With Benson and Klekas leading the EEI project, teams across Facilities Management have joined up to achieve this large goal. District managers, facility coordinators, project managers, engineers and sustainability and energy team members have all contributed in the spirit of One U. Steve Laraway of University Planning, Design and Construction served as project manager. McKinstry did an excellent job as the selected design-build contractor, with DJ Hubler serving as project director. Project stakeholders can be found in all six districts on campus as well as 36 different auxiliary partners.

“This project requires a lot of skilled project management and engaged staff,” Klekas said. “With so many different stakeholders, over a hundred buildings and different district representatives, it is a constant test to keep it all straight.”

True commitment to sustainability goals from university leadership has made it all possible. University Chief Facilities Officer Robin Burr and University Chief Financial Officer Cathy Anderson have provided unwavering support to accelerate campus progress with significant reinvestment of savings to these projects.

Supply air temperature setpoint reset

Air handling units (AHUs) are a common HVAC system cooling air to many rooms at the same time. Loads are uneven and a large portion of downstream equipment must use coils to reheat air before it enters a room to prevent over-cooling. The higher the temperature from the AHU, the less simultaneous heating and cooling occurs. With ongoing feedback and temperature adjustment, systems can ensure cooling needs remain satisfied for the smallest amount of energy necessary.

This control optimization allows the air handler to raise its supply air temperature setpoint when it is acceptable. This minimizes simultaneous heating and cooling and lowers the overall energy use of the system.

Supply duct pressure setpoint reset

Air handling units (AHUs) are a common HVAC system that use large fans to pressurize air ducts and deliver conditioned air to many rooms at the same time. Loads are uneven and a large portion of downstream equipment must use air dampers to limit airflow to reach desired setpoints and prevent system imbalances. The lower the pressure from AHU fans, the less motor energy is used to deliver the air. With ongoing feedback and pressure adjustment, systems can ensure airflow needs remain satisfied for the smallest amount of fan energy necessary. This control optimization allows the air handler to lower its duct static pressure setpoint when the system is completely satisfied. In effect, this allows the air-handler fan to ramp down, save energy, and reduce wear-and-tear.

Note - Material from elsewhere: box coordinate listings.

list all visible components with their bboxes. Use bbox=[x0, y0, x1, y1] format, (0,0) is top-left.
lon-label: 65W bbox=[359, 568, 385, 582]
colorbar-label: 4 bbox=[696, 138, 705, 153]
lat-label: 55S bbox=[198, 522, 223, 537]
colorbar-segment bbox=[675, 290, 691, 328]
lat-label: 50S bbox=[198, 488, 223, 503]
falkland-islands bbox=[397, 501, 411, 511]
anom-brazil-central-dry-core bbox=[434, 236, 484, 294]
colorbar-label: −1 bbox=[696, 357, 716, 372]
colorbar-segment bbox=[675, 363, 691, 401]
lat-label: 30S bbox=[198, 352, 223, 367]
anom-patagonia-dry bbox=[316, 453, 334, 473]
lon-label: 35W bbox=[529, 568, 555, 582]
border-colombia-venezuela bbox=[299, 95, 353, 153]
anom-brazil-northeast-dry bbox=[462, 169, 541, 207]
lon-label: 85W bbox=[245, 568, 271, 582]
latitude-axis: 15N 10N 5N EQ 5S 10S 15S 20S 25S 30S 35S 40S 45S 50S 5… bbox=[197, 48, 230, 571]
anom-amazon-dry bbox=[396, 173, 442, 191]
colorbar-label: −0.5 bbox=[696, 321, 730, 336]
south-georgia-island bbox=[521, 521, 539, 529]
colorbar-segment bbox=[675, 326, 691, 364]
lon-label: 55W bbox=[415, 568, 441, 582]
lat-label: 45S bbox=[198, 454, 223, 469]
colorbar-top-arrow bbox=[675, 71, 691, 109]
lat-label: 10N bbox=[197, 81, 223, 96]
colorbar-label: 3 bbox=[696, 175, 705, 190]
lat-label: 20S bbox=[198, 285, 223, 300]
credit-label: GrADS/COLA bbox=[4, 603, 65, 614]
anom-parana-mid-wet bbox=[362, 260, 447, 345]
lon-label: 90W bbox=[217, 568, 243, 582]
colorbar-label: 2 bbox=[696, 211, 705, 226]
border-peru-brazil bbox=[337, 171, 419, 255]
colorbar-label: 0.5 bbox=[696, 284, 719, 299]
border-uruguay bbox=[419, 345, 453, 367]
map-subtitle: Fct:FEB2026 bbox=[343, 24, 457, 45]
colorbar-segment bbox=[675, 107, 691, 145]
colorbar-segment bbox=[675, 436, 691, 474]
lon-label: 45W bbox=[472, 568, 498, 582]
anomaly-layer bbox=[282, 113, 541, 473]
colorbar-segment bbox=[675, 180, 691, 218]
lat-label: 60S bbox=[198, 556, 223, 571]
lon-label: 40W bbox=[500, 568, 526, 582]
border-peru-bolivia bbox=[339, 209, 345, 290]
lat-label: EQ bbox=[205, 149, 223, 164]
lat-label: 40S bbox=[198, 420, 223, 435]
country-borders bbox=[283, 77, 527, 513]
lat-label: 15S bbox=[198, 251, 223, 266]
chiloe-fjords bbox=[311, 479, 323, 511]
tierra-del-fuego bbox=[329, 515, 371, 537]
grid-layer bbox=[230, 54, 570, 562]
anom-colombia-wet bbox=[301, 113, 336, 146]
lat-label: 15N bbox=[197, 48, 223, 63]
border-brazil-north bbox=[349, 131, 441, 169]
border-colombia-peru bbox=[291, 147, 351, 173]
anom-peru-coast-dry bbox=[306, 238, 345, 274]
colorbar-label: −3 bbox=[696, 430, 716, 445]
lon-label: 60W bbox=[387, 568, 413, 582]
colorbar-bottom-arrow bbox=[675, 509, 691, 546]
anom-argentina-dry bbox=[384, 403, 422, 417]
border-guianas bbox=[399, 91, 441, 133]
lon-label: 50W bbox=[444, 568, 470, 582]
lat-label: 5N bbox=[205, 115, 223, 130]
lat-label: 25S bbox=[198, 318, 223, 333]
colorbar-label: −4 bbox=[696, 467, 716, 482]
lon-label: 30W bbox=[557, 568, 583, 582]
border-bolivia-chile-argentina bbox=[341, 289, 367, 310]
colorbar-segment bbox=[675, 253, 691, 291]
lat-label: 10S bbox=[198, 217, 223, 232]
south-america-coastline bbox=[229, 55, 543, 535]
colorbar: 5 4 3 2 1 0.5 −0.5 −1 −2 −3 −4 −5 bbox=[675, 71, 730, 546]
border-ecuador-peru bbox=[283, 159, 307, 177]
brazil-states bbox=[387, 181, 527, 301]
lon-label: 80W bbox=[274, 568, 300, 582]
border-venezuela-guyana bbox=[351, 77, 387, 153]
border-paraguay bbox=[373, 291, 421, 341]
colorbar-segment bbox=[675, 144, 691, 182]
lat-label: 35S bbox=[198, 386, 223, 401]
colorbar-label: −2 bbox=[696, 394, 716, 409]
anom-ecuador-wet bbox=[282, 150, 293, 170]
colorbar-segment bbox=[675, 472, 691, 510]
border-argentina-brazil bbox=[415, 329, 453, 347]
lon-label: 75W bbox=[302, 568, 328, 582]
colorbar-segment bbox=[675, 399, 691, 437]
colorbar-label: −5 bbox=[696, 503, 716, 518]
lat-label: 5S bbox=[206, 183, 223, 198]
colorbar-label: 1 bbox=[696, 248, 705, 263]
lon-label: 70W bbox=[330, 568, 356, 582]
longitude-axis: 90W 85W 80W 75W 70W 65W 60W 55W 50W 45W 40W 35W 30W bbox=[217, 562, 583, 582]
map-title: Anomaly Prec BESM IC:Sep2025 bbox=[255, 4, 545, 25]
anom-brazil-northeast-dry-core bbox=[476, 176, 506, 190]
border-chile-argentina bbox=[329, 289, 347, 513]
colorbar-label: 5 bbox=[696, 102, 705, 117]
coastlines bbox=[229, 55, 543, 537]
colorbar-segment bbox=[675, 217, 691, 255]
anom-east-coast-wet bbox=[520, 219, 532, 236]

Pumping differential pressure setpoint reset

This is very similar to other control measures, except that it addresses building pumping systems. This allows the primary circulation pumps to ramp down when the load is low and the spaces are satisfied.

Advance rooftop control upgrades

This strategy adds control modules to existing packaged rooftop units (RTUs) and expands functionality and feedback. This allows the RTUs to modulate and respond to demand as needed and reduce energy when acceptable.

Operational process for the CoGen Plant

This measure adjusted when the turbine of the cogeneration system in the University’s main heating plant is operated, which significantly reduces our local emissions, our overall carbon footprint, and utility costs.

Steam trap audits and replacements

This measure conducted campus-wide steam trap audits, improved documentation and asset tracking of steam traps, repaired failed steam traps. This process significantly improved the function and operation of our steam systems.

The university has committed to achieving carbon neutrality by 2050. The EEI projects are a step on this journey towards a long-term goal. As the state of Utah’s flagship institution, which is currently getting national attention for recent improvements in green energy purchasing, the university is constantly finding new ways to save energy and build a sustainable foundation for the future.